Now if you go for composition, there is no inheritance anymore. So circle is no longer a subtype of ellipse. And there is no foundation for looking at LSP at all.


If you have a class implementing an ellipse, then it is quite easy to create a class implementing a circle, which uses an ellipse internally to do all the hard work, and that ellipse would always have two equal axes. So you never run into the problem. You have two different classes, and nobody would expect your "Circle" class to behave like your "Ellipse" class. Circle wouldn't have a "setHeight" and "setWidth" method, for example.

That doesn't solve the Ellipse/Circle problem, but it avoids it.

For C++, it would be an interesting language feature to have an “opaque” subclass, meaning that you could make Circle an opaque subclass of Ellipse, and not allowing a Circle be used where an Ellipse is expected or a Circle* where an Ellipse* is expected.


Composition cannot solve the circle-ellipsis problem. But there are other ways to solve it, for example by:

  • Have the shapes be immutable objects.
  • Have the shapes be represented by the same type

Composition is sometimes erroneously presented as the solution to all OOP problems, but to see why this isn't the case, note that classical inheritance in OOP is really two separate things which are often conflated:

  1. Subtyping: A type can be declared as a subtype of another type, and code that supports the supertype will transparently support the subtype.
  2. Implementation inheritance: Behavior can be shared between subtypes through inheritance (like virtual methods).

In Java, classes support both subtyping and implementation inheritance but interfaces support only subtyping. Some languages like Rust and Go support subtyping without supporting implementation inheritance.

Implementation inheritance causes a tight coupling between classes which is often undesirable. Composition is an alternative way to share implementation between subtypes, which is often preferred. So composition can be said to solve the problem of implementation inheritance.

But the circle-ellipsis is a problem of subtyping.
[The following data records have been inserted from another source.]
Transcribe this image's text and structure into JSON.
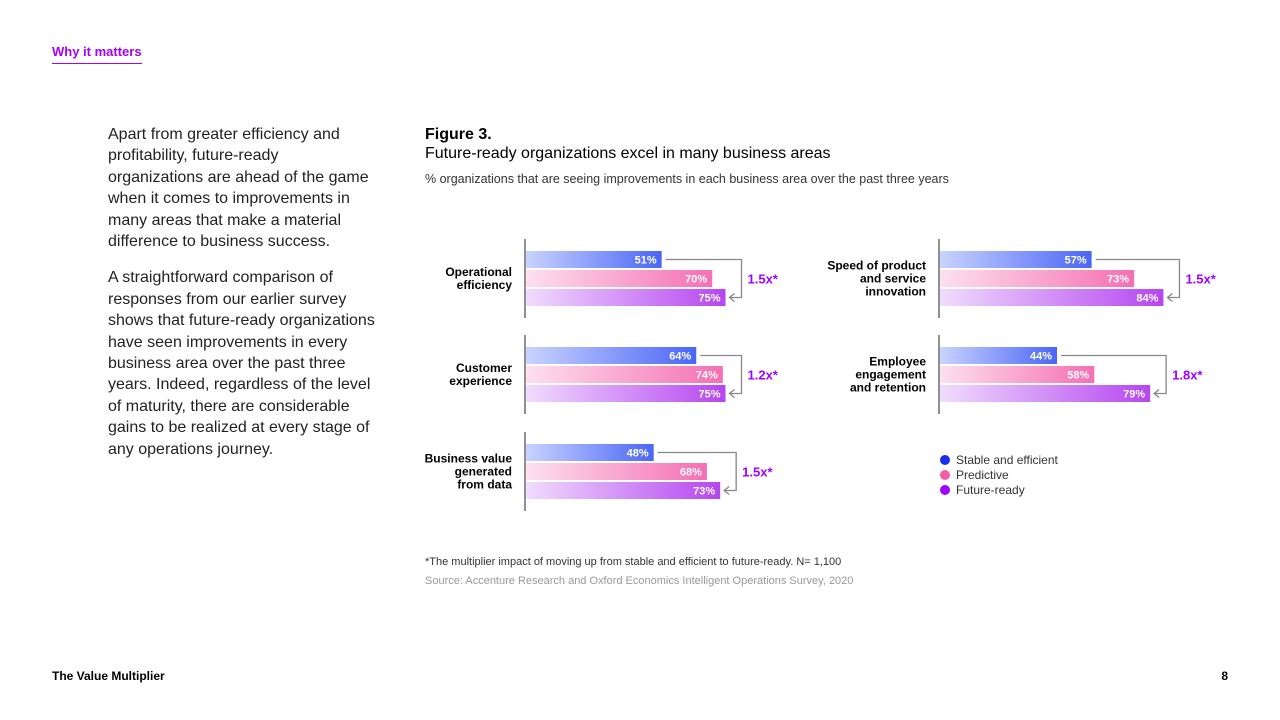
{
  "section_tag": "Why it matters",
  "body": {
    "paragraph1": "Apart from greater efficiency and profitability, future-ready organizations are ahead of the game when it comes to improvements in many areas that make a material difference to business success.",
    "paragraph2": "A straightforward comparison of responses from our earlier survey shows that future-ready organizations have seen improvements in every business area over the past three years. Indeed, regardless of the level of maturity, there are considerable gains to be realized at every stage of any operations journey."
  },
  "figure": {
    "label": "Figure 3.",
    "title": "Future-ready organizations excel in many business areas",
    "subtitle": "% organizations that are seeing improvements in each business area over the past three years",
    "footnote": "*The multiplier impact of moving up from stable and efficient to future-ready. N= 1,100",
    "source": "Source: Accenture Research and Oxford Economics Intelligent Operations Survey, 2020"
  },
  "chart_data": {
    "type": "bar",
    "orientation": "horizontal",
    "xlim": [
      0,
      100
    ],
    "unit": "%",
    "series": [
      {
        "name": "Stable and efficient",
        "color": "#1a2cf0"
      },
      {
        "name": "Predictive",
        "color": "#f45ca6"
      },
      {
        "name": "Future-ready",
        "color": "#a100ff"
      }
    ],
    "legend_position": "bottom-right",
    "groups": [
      {
        "label": "Operational efficiency",
        "values": [
          51,
          70,
          75
        ],
        "multiplier": "1.5x*"
      },
      {
        "label": "Customer experience",
        "values": [
          64,
          74,
          75
        ],
        "multiplier": "1.2x*"
      },
      {
        "label": "Business value generated from data",
        "values": [
          48,
          68,
          73
        ],
        "multiplier": "1.5x*"
      },
      {
        "label": "Speed of product and service innovation",
        "values": [
          57,
          73,
          84
        ],
        "multiplier": "1.5x*"
      },
      {
        "label": "Employee engagement and retention",
        "values": [
          44,
          58,
          79
        ],
        "multiplier": "1.8x*"
      }
    ]
  },
  "footer": {
    "title": "The Value Multiplier",
    "page_number": "8"
  }
}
Therefore composition is not a solution, and languages like Rust and Go are still subject to the circle-ellipsis problem through their support for subtyping.

So why is the circle-ellipsis problem so difficult to solve? It is difficult because it is a conceptual problem. It is like a round square - there is no programmatic solution to getting a round square, since it is a contradiction by definition. In the same way, the circle-ellipsis problem artise from contradictory ideas.

The ideas:

  • The types in code should reflect concepts and categories used in "the real world" ie. other domains than software.
  • Object have a type that cannot change type at runtime
  • Objects have properties that can be changed at runtime.

The circle-ellipsis problem shows you can't have all three. You have to reject at least one of them.


Circle is not a class, it is just a label a human may slap on an ellipse when he spots a certain state. Therefore at most it could be a property of Ellipse: IsCircle. The whole premise of a problem is false.

As for "you can do anything you can do with inheritence with composition", sure. You can do anything you can do with a shovel with a nail clipper. Knock yourself out.